La revolución de 1956 comenzó entre intelectuales y estudiantes, es decir, entre los privilegiados del régimen, que de hecho se levantaron contra los soviéticos en nombre del pueblo y el socialismo. Arendt se mostrará entusiasmada con el acontecimiento: se trataba de una revolución espontánea, sin conspiraciones, sin planes de acción o manifiestos. Se trató, lo sabemos hoy, del preludio de lo que ocurriría en 1989. Fue una revolución sin tumultos, sin caos.

Paradójicamente, esa manifestación espontánea del pueblo unido, devorada finalmente por los tanques soviéticos guardaba cierto parecido con la revolución que Marx tenía en mente, dejando aparte el papel que éste otorgaba a la violencia. Paradójicamente fue sofocada por la izquierda tal y como la izquierda, a ambos lados del Telón de Acero, decía que trataban las metrópolis capitalistas a las colonias.

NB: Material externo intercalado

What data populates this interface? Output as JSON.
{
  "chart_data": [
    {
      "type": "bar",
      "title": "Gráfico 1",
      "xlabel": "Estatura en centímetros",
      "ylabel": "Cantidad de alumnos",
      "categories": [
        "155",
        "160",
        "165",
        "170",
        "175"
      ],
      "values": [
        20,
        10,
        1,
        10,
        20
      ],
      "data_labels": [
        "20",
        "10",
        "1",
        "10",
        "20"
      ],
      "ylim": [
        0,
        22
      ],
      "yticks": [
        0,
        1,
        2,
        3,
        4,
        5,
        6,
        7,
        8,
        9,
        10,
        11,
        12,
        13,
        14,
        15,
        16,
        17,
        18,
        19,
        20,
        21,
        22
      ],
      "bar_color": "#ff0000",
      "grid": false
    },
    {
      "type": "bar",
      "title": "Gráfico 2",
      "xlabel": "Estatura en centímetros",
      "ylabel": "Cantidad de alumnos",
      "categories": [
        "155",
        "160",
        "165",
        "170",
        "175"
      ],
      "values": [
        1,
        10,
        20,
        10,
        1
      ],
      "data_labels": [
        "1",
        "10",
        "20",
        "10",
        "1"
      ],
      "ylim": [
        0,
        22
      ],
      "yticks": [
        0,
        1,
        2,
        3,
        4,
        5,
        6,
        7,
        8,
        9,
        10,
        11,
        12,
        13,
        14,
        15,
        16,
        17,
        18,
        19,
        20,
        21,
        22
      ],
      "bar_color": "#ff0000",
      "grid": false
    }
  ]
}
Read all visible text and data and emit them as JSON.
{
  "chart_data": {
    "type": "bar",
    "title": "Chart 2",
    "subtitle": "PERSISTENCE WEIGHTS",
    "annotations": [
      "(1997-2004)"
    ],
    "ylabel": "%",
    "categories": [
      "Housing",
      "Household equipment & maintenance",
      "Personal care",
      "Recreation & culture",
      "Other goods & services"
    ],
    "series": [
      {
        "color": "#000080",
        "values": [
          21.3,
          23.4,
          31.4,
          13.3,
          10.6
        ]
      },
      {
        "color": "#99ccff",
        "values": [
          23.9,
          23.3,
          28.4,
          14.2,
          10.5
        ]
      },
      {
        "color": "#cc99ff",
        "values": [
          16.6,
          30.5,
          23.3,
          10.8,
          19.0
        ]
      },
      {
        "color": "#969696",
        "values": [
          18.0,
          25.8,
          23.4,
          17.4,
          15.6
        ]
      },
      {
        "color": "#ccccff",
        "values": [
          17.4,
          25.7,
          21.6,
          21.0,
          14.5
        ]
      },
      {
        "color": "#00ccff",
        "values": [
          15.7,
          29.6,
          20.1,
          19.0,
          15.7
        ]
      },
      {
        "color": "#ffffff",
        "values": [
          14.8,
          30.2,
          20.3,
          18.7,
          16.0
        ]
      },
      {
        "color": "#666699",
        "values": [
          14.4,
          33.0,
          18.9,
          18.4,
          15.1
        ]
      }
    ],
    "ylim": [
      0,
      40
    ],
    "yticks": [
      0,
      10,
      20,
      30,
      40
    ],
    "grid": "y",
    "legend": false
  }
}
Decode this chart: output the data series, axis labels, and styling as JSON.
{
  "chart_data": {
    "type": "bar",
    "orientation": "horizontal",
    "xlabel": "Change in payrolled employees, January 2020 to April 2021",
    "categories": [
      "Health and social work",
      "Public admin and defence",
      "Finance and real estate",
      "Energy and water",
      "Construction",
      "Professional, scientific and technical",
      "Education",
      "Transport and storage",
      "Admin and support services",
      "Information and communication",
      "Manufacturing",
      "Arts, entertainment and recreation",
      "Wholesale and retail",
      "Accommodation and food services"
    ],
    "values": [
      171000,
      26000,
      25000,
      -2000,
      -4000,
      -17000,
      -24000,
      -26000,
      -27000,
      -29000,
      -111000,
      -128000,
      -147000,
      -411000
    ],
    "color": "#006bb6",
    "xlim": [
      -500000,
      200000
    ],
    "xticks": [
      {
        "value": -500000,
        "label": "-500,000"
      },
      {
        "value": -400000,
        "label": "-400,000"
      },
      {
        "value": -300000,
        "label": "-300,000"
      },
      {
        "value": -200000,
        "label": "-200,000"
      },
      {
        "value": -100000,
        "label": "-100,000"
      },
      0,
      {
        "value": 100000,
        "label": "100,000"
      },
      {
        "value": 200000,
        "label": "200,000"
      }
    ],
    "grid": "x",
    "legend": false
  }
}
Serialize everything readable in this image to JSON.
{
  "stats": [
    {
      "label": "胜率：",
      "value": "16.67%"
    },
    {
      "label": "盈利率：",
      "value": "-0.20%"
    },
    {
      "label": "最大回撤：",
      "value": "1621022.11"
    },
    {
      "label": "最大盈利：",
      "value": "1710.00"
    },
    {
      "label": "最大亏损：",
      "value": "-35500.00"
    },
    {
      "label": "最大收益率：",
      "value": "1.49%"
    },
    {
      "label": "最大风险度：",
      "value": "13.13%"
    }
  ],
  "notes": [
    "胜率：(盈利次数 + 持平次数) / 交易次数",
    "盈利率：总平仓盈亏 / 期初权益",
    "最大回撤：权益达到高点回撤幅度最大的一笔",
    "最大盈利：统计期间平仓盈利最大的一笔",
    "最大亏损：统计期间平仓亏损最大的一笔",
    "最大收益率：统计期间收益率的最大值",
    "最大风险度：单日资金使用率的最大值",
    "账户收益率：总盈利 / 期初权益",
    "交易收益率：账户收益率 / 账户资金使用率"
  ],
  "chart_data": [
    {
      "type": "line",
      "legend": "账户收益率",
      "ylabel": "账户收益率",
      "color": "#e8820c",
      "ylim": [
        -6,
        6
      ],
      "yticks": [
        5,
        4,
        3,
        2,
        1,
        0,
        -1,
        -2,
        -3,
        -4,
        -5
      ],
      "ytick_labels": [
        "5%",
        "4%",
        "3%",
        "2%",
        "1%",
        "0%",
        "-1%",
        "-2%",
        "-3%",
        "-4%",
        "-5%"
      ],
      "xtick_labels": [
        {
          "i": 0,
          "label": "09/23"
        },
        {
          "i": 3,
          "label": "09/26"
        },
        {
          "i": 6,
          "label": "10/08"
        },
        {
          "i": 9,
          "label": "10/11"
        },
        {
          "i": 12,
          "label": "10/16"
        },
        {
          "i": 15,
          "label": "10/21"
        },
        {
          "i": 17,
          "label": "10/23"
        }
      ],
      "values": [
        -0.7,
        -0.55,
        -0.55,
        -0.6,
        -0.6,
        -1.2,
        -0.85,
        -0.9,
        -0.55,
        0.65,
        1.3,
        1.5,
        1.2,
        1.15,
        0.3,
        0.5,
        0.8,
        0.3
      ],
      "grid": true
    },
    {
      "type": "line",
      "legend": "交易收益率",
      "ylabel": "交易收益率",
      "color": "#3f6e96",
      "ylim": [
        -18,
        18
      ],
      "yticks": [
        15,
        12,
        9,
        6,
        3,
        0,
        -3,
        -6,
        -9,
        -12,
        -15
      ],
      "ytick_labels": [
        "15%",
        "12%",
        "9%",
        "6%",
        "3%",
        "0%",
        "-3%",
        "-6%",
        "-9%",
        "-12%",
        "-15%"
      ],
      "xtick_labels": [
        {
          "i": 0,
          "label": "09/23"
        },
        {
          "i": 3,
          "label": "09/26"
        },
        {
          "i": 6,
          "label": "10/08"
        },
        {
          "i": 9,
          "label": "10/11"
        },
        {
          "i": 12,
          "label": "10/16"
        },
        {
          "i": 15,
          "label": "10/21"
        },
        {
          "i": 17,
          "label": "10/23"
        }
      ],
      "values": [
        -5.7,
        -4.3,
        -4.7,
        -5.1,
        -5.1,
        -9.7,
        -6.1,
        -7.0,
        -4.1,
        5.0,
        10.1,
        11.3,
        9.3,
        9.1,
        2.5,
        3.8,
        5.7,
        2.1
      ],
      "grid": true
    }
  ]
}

El soviético fue un imperialismo que sometió a sangre y fuego a sus colonias. Las democracias, en cambio, prefirieron abandonar sus posesiones antes que subyugarlas de una forma inhumana. La ley suprema de la opinión pública interna forzó a las metrópolis europeas a dar la autodeterminación a sus colonias. Esa ley no existía en la URSS, donde en cambio regía la del temor a que las revueltas se extendieran de un dominio a otro del imperio. Ésta es, en resumidas cuentas, la reflexión que hace Arendt a cuenta de la rápida reacción de Kruschev en 1956.

Quisiera finalizar esta reseña con esta aguda premonición de la Arendt que analiza los hechos de 1956: "Si auguran algo en absoluto, sería mucho más un repentino y dramático colapso de todo el régimen político que una normalización gradual de él. Tal desarrollo catastrófico no ha de traer necesariamente el caos (…) por más que sería ciertamente imprudente esperar del pueblo ruso, tras cuarenta años de tiranía y treinta de totalitarismo, el mismo espíritu y la misma fecundidad política que el pueblo húngaro mostró en su hora más gloriosa" (p. 120). Seguramente ni se imaginaba hasta qué punto resultarían certeras sus palabras, a propósito del fin de la tiranía soviética y del errático devenir de Rusia luego de la caída del Muro de Berlín.

Hannah Arendt, Karl Marx y la tradición del pensamiento político occidental, Encuentro, Madrid, 2007, 120 páginas.